第三十七章(修毕)
教会所有孩子些字母“α”的写法之后,安格斯望望太阳已经向西偏移了不少,宣布下课。晚饭之前孩子们还有音乐课,不是在这里上的,他们该走了。
小孩们依依不舍地与安格斯告别,离开克里斯提尼家,在各自教仆的陪伴下向弦琴学校走去。
可能是事先商量好的,他们报了同一所弦琴学校,包括塞雷布斯也是如此。这所学校是阿里斯提德为他选择的,老师是著名的竖琴演奏家修西斯。如果不是阿里斯提德的面子,塞雷布斯一介新暴发的小面包商之子未必能有幸拜入门墙。
经过小半天的共同学习,男孩们亲近了不少,性格比较合拍的孩子们聚在一起走。阿普托斯好像在这些孩子们中威信很高,除了和他有血缘关系的三个男孩簇拥着他,还有好几个孩子围在他们身边。塞雷布斯因为上午出众的表现气哭了阿普托斯,隐隐被排斥了,没有人搭理。
塞雷布斯当然不在乎这些年龄是个位数的小孩的排斥。事实上,他觉得这样正好。和所有男人一样,他不喜欢小孩,这些小孩们不来烦他让他松了一口气。
但是他没有带教仆,自己拎着沉重的蜡板形只影单地走着,在别人看来实在可怜到了极点。
阿普托斯心里很别扭。从前他一直是同龄人中最出色的那一个,哪个大人都对他另眼相看,即便祖父克里斯提尼也非常宠爱他。突然被塞雷布斯压的黯淡无光,对小孩来说是个不小的打击,即便被安格斯好好开导了,心里还是有些难过。但他也不想看到塞雷布斯因为他的原因被这样排斥。
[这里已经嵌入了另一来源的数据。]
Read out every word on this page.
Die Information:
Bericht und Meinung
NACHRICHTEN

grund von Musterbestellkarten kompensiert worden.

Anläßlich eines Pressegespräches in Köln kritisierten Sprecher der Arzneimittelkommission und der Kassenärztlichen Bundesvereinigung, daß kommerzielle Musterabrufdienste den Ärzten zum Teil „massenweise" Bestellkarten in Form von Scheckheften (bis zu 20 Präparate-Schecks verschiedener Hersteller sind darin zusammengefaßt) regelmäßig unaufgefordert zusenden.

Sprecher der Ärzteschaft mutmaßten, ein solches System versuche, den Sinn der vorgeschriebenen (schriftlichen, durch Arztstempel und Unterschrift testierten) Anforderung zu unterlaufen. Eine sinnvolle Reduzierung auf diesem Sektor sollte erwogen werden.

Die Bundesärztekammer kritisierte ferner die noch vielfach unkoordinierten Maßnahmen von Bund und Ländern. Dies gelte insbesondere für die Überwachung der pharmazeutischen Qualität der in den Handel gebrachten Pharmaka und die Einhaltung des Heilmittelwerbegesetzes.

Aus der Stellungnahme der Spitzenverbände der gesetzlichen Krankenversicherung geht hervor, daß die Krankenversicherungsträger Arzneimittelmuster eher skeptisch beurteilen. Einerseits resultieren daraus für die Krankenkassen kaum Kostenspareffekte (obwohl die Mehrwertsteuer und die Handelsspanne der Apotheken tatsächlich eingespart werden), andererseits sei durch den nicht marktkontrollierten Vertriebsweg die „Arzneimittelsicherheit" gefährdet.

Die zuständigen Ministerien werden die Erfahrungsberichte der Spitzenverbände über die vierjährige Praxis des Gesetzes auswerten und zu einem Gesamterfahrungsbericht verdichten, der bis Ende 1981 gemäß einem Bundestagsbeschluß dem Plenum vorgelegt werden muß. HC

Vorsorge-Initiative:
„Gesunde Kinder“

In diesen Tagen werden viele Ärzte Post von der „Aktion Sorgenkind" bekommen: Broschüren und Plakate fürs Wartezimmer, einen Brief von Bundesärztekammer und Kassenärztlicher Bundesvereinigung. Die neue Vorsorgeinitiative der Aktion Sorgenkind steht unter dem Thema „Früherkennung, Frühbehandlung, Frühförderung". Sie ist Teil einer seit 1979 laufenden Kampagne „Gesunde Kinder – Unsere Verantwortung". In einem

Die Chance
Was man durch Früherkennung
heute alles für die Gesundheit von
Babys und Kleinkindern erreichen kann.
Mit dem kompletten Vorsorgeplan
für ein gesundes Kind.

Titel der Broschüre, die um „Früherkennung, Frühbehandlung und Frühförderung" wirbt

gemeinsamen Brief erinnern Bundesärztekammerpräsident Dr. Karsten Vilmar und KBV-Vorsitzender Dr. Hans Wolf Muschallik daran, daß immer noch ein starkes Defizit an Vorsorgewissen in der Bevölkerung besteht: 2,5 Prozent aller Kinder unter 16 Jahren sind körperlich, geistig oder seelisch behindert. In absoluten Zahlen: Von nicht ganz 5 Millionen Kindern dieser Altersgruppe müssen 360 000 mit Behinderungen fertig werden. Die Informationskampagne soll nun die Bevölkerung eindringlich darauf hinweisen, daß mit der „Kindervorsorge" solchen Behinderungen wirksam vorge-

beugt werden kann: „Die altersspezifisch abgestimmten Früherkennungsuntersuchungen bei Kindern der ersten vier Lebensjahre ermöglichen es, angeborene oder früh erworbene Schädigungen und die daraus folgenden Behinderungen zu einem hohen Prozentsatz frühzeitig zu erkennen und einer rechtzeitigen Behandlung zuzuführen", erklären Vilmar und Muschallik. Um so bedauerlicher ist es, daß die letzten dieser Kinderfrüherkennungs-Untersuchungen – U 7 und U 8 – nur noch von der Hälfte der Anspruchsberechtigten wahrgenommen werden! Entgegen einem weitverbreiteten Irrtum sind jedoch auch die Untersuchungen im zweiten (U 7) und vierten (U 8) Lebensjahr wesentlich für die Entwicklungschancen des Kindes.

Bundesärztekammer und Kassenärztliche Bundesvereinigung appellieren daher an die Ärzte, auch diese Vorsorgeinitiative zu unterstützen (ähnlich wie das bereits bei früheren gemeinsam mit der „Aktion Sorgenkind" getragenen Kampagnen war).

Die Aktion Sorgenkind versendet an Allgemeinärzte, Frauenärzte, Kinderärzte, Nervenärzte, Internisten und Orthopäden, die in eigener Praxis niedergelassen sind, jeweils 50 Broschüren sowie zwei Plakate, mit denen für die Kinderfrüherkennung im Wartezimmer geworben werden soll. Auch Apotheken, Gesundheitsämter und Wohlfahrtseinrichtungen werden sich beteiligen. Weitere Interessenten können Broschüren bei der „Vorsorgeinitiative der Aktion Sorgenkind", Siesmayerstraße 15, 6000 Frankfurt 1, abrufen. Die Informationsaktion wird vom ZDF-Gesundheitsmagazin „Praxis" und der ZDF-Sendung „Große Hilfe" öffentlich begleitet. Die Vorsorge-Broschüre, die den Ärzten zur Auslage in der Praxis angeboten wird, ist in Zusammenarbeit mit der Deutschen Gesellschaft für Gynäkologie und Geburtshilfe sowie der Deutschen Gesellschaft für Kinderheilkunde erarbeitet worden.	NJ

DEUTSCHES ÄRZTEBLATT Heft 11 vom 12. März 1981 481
他听阿里斯提德说过塞雷布斯的父亲只是个小商贩,不是什么有名望的人,见塞雷布斯没有带教仆,以为他是家境贫寒,买不起教仆。想叫自己的教仆去帮他拿东西,但张了几次口,还没说出来,弦琴学校就到了。
修西斯与安格斯不同,并非奴隶,但也不是雅典人——雅典人除非特别落魄,否则没有人会从事教师这个行业——他来自科西拉,是居住在雅典的自由人。他名气非常大,整个雅典人人都争相把孩子送给他教导,因此他不止教塞雷布斯这些人,教了很多孩子。
修西斯的学校有一些学校的样子,是一所专门的宅邸,中庭也很宽广,里面不止他一个老师,学生也各年龄段都有。他们第一天来上学,修西斯带着一个十五六岁的少年在门口等着迎接他们。
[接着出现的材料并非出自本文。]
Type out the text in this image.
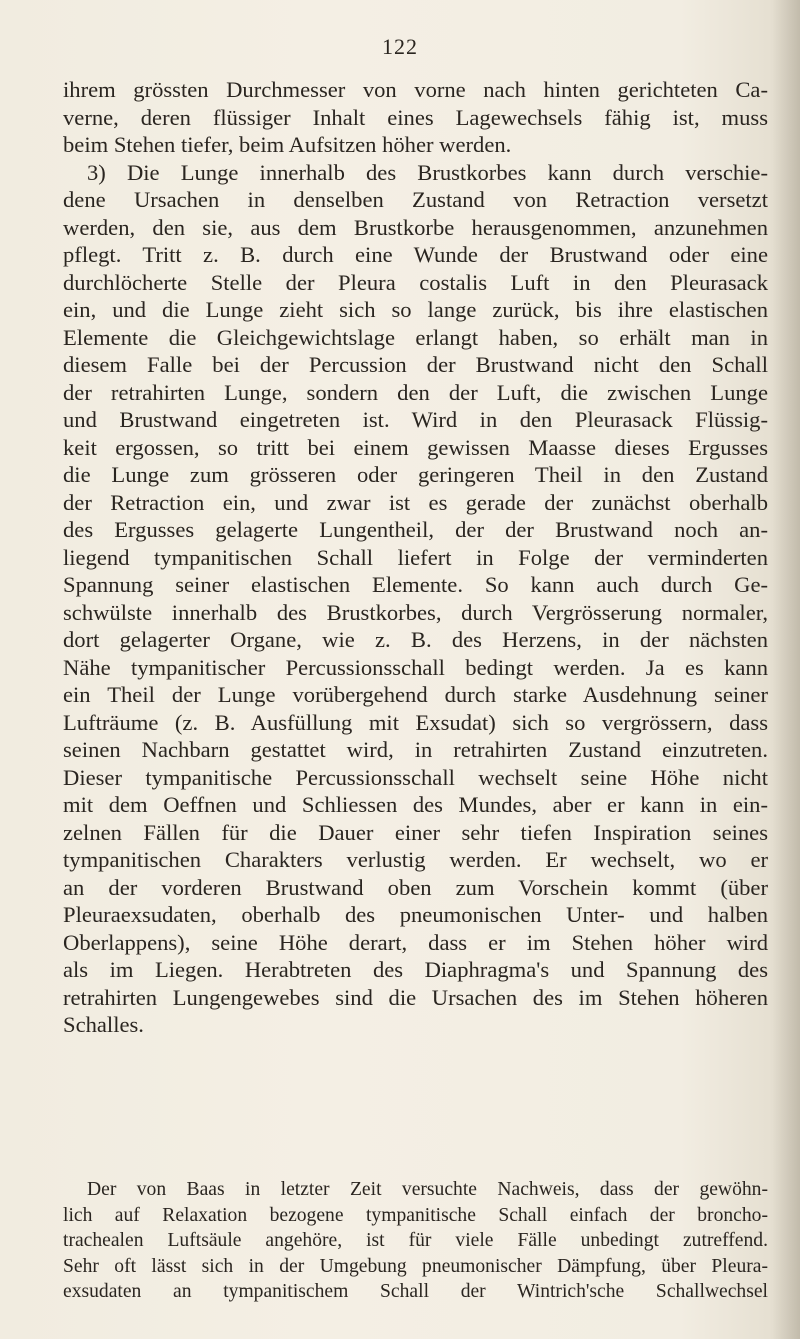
122
ihrem grössten Durchmesser von vorne nach hinten gerichteten Ca-
verne, deren flüssiger Inhalt eines Lagewechsels fähig ist, muss
beim Stehen tiefer, beim Aufsitzen höher werden.
3) Die Lunge innerhalb des Brustkorbes kann durch verschie-
dene Ursachen in denselben Zustand von Retraction versetzt
werden, den sie, aus dem Brustkorbe herausgenommen, anzunehmen
pflegt. Tritt z. B. durch eine Wunde der Brustwand oder eine
durchlöcherte Stelle der Pleura costalis Luft in den Pleurasack
ein, und die Lunge zieht sich so lange zurück, bis ihre elastischen
Elemente die Gleichgewichtslage erlangt haben, so erhält man in
diesem Falle bei der Percussion der Brustwand nicht den Schall
der retrahirten Lunge, sondern den der Luft, die zwischen Lunge
und Brustwand eingetreten ist. Wird in den Pleurasack Flüssig-
keit ergossen, so tritt bei einem gewissen Maasse dieses Ergusses
die Lunge zum grösseren oder geringeren Theil in den Zustand
der Retraction ein, und zwar ist es gerade der zunächst oberhalb
des Ergusses gelagerte Lungentheil, der der Brustwand noch an-
liegend tympanitischen Schall liefert in Folge der verminderten
Spannung seiner elastischen Elemente. So kann auch durch Ge-
schwülste innerhalb des Brustkorbes, durch Vergrösserung normaler,
dort gelagerter Organe, wie z. B. des Herzens, in der nächsten
Nähe tympanitischer Percussionsschall bedingt werden. Ja es kann
ein Theil der Lunge vorübergehend durch starke Ausdehnung seiner
Lufträume (z. B. Ausfüllung mit Exsudat) sich so vergrössern, dass
seinen Nachbarn gestattet wird, in retrahirten Zustand einzutreten.
Dieser tympanitische Percussionsschall wechselt seine Höhe nicht
mit dem Oeffnen und Schliessen des Mundes, aber er kann in ein-
zelnen Fällen für die Dauer einer sehr tiefen Inspiration seines
tympanitischen Charakters verlustig werden. Er wechselt, wo er
an der vorderen Brustwand oben zum Vorschein kommt (über
Pleuraexsudaten, oberhalb des pneumonischen Unter- und halben
Oberlappens), seine Höhe derart, dass er im Stehen höher wird
als im Liegen. Herabtreten des Diaphragma's und Spannung des
retrahirten Lungengewebes sind die Ursachen des im Stehen höheren
Schalles.
Der von Baas in letzter Zeit versuchte Nachweis, dass der gewöhn-
lich auf Relaxation bezogene tympanitische Schall einfach der broncho-
trachealen Luftsäule angehöre, ist für viele Fälle unbedingt zutreffend.
Sehr oft lässt sich in der Umgebung pneumonischer Dämpfung, über Pleura-
exsudaten an tympanitischem Schall der Wintrich'sche Schallwechsel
修西斯是个眉目温柔的金发美男子,看起来有三十多岁的样子,那个少年红发绿眸,长相也非常漂亮。修西斯对他们说了欢迎语,让少年带他们到中庭去。
中庭里已经有几个和他们年龄差不多大的孩子们在了。除了这些孩子,还有些年龄比他们大一两岁的男孩,在庭院一个比较阴凉的角落里跟着名老师学习双笛。他们一齐吹奏着一首非常动听的短曲,悦耳的笛声飞散在午后耀眼的阳光里。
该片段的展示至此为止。